I work with groups of people at UNC Charlotte who are excited about advising systems and learning analytics that can push information out to students about how they are doing, what they are doing, and what it might mean for their time to degree.  These people are administrators, teaching faculty, and advisors who are already engaged with students within networks of care, who provide service and support.  

So, to call the “new” vision of a university campus that Jisc is considering “Intelligent” is an insult to the people who currently provide the human labor that goes into educating people.  Students need to learn how to do higher education, and university campuses are full of people whose job that is.  And they are doing it.  
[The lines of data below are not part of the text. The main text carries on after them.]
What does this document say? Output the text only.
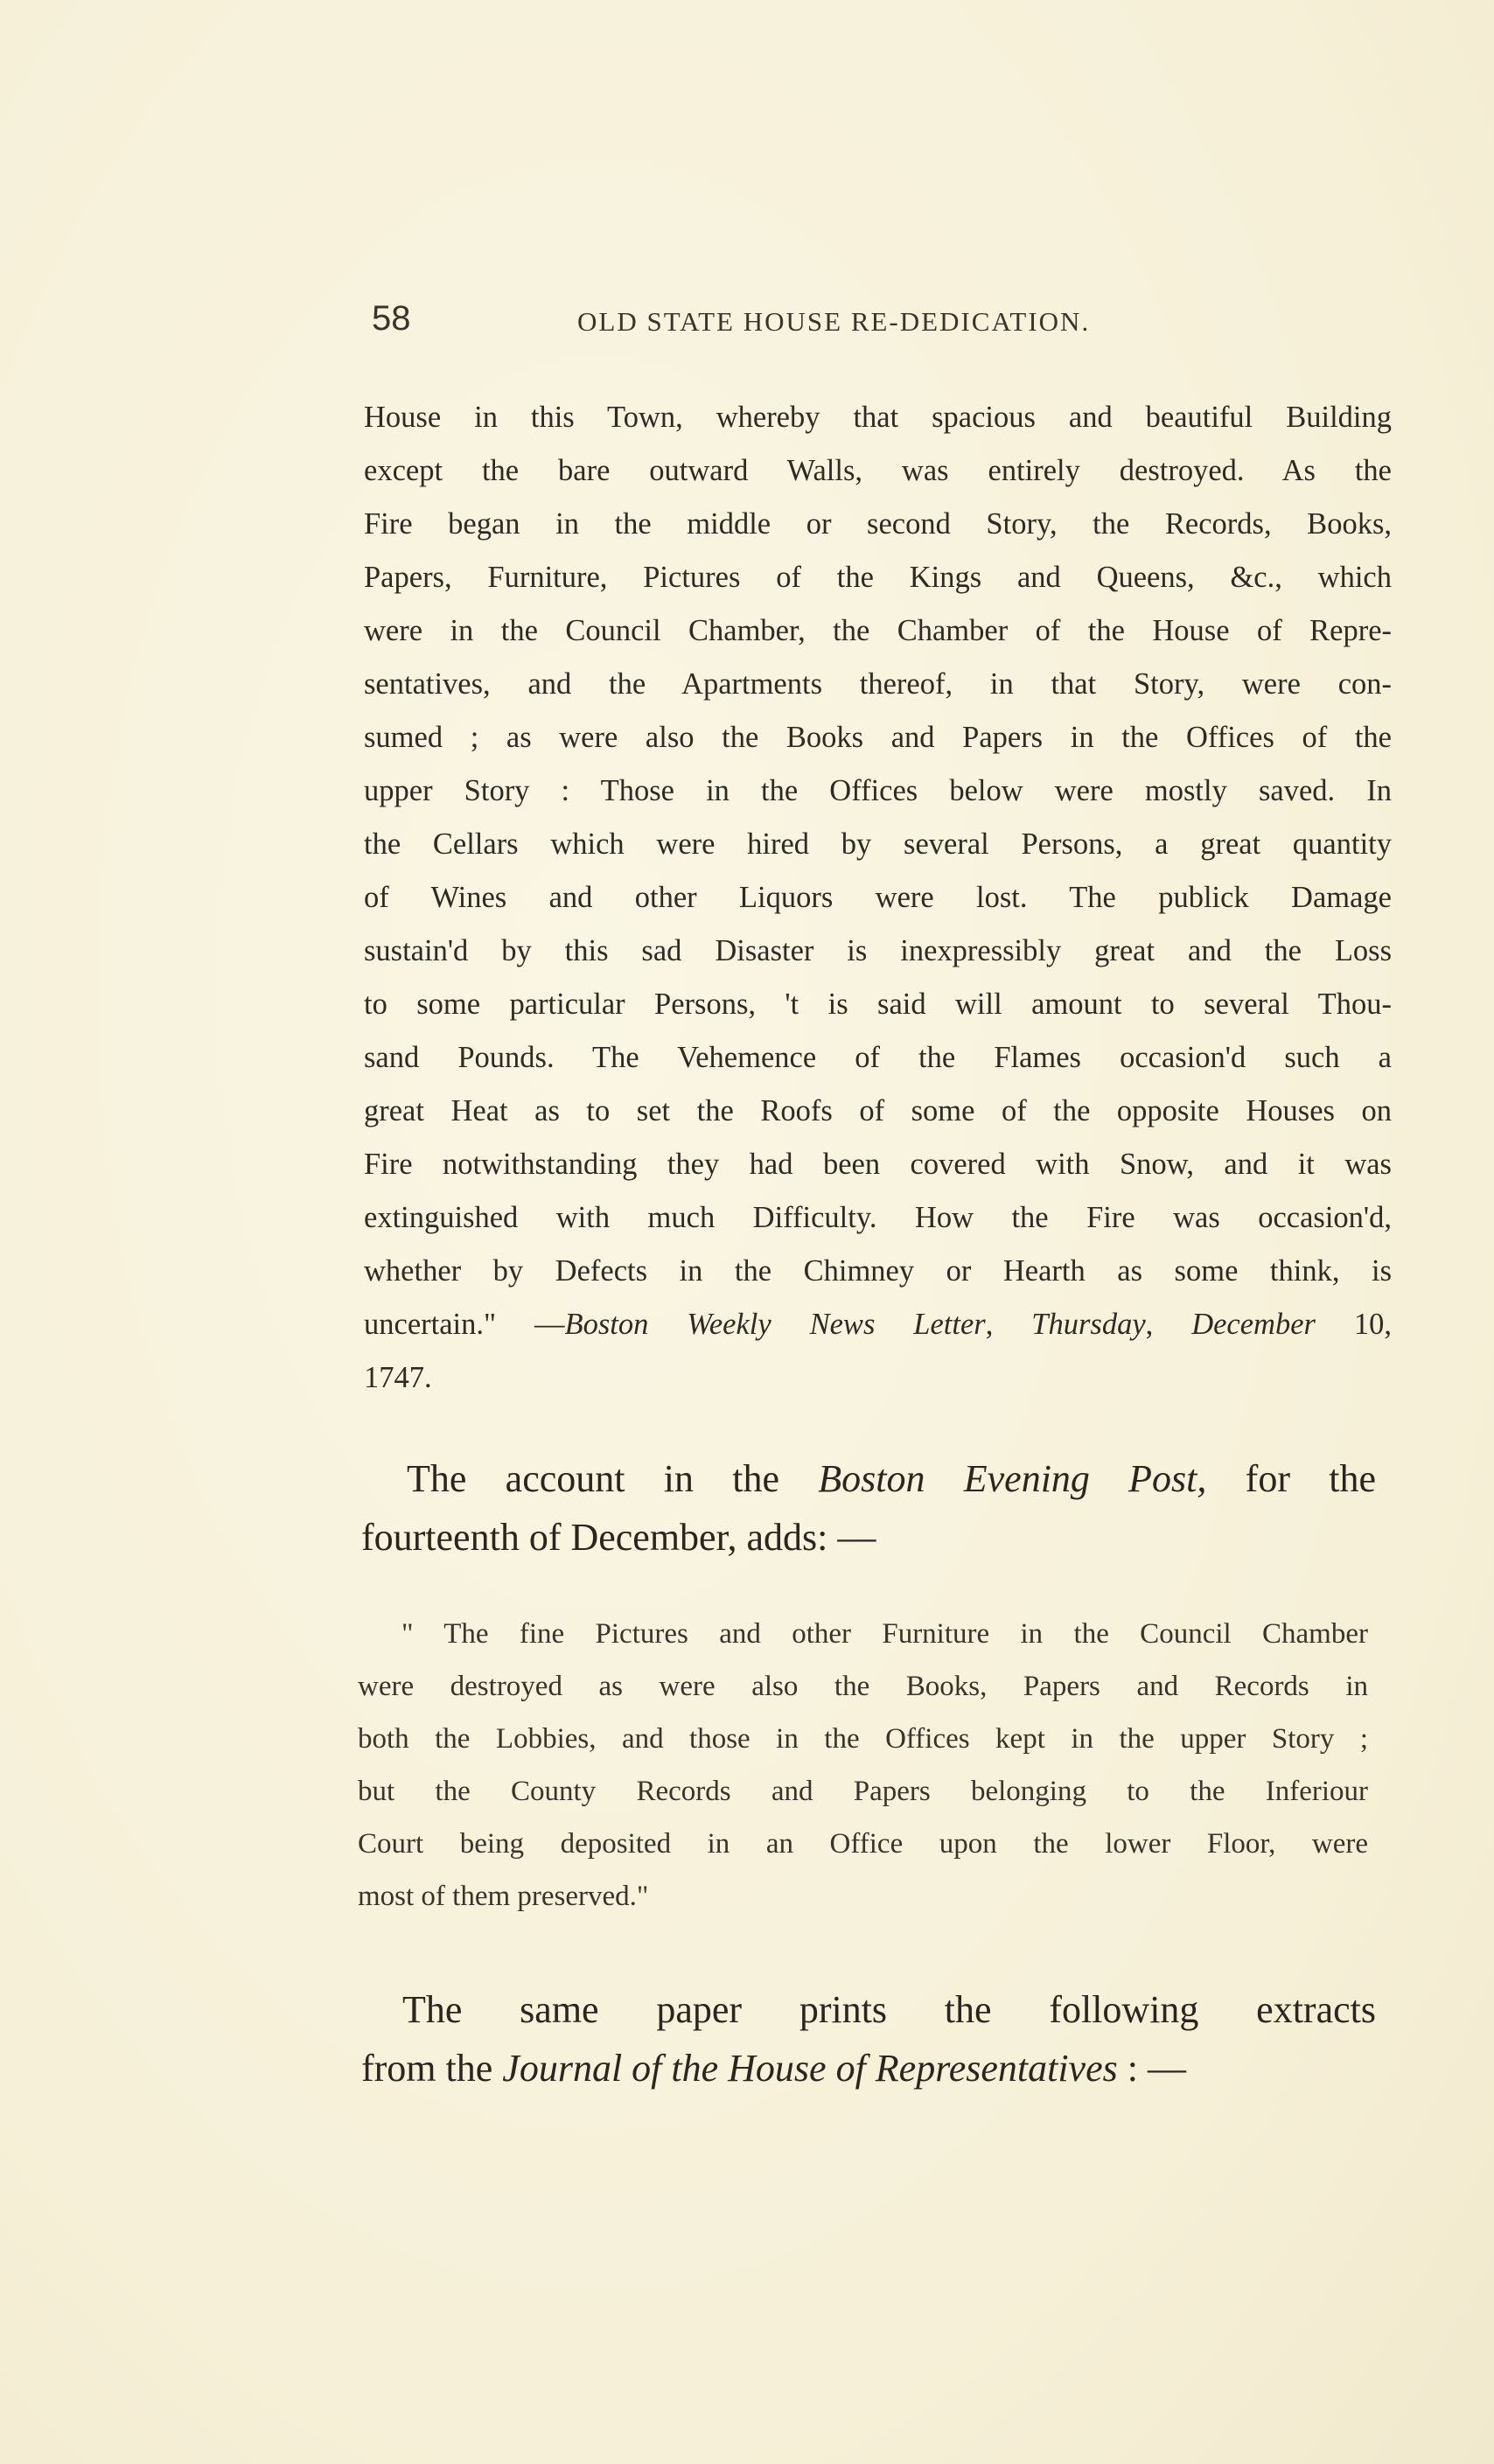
58	OLD STATE HOUSE RE-DEDICATION.
House in this Town, whereby that spacious and beautiful Building
except the bare outward Walls, was entirely destroyed. As the
Fire began in the middle or second Story, the Records, Books,
Papers, Furniture, Pictures of the Kings and Queens, &c., which
were in the Council Chamber, the Chamber of the House of Repre-
sentatives, and the Apartments thereof, in that Story, were con-
sumed ; as were also the Books and Papers in the Offices of the
upper Story : Those in the Offices below were mostly saved. In
the Cellars which were hired by several Persons, a great quantity
of Wines and other Liquors were lost. The publick Damage
sustain'd by this sad Disaster is inexpressibly great and the Loss
to some particular Persons, 't is said will amount to several Thou-
sand Pounds. The Vehemence of the Flames occasion'd such a
great Heat as to set the Roofs of some of the opposite Houses on
Fire notwithstanding they had been covered with Snow, and it was
extinguished with much Difficulty. How the Fire was occasion'd,
whether by Defects in the Chimney or Hearth as some think, is
uncertain." —Boston Weekly News Letter, Thursday, December 10,
1747.
The account in the Boston Evening Post, for the
fourteenth of December, adds: —
" The fine Pictures and other Furniture in the Council Chamber
were destroyed as were also the Books, Papers and Records in
both the Lobbies, and those in the Offices kept in the upper Story ;
but the County Records and Papers belonging to the Inferiour
Court being deposited in an Office upon the lower Floor, were
most of them preserved."
The same paper prints the following extracts
from the Journal of the House of Representatives : —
So, I’d suggest that we might usefully talk about how to be a more “Responsive” campus.  How we might leverage these tools to be more agile in our responses to student needs, more timely, and yes, to involve students more in the labor of their own education.  I’m not suggesting that pushing information out to students is useless, but rather that it cannot be enough to effect behavioral change.  

I think about people and their fitbits.  And how the information they get from their fitbit isn’t what effects change (if it does).  It’s about the other things that happen around fitbits, the network they build around that fitbit, the people with whom they share that information, the social connections and relationships, and social media sharing that build around paying attention to the information.  Just wearing the fitbit is not what makes them more active.

Handing people a piece of tech, or a piece of information, is not inherently transformative.

Behavioral change is about networks, trust, motivations to engage, about being able to understand the implications of the information being received.  That is the role of advising and teaching staff, and should not be seen as anything that learning analytics systems can replace.  “Dashboards” may make certain sorts of information visible.  They are not a substitute for teaching and advising, both in the classroom and beyond.

These systems are tools.  The important focus is on the people within our universities, the work they do, and whether these tools will help them do that work more effectively.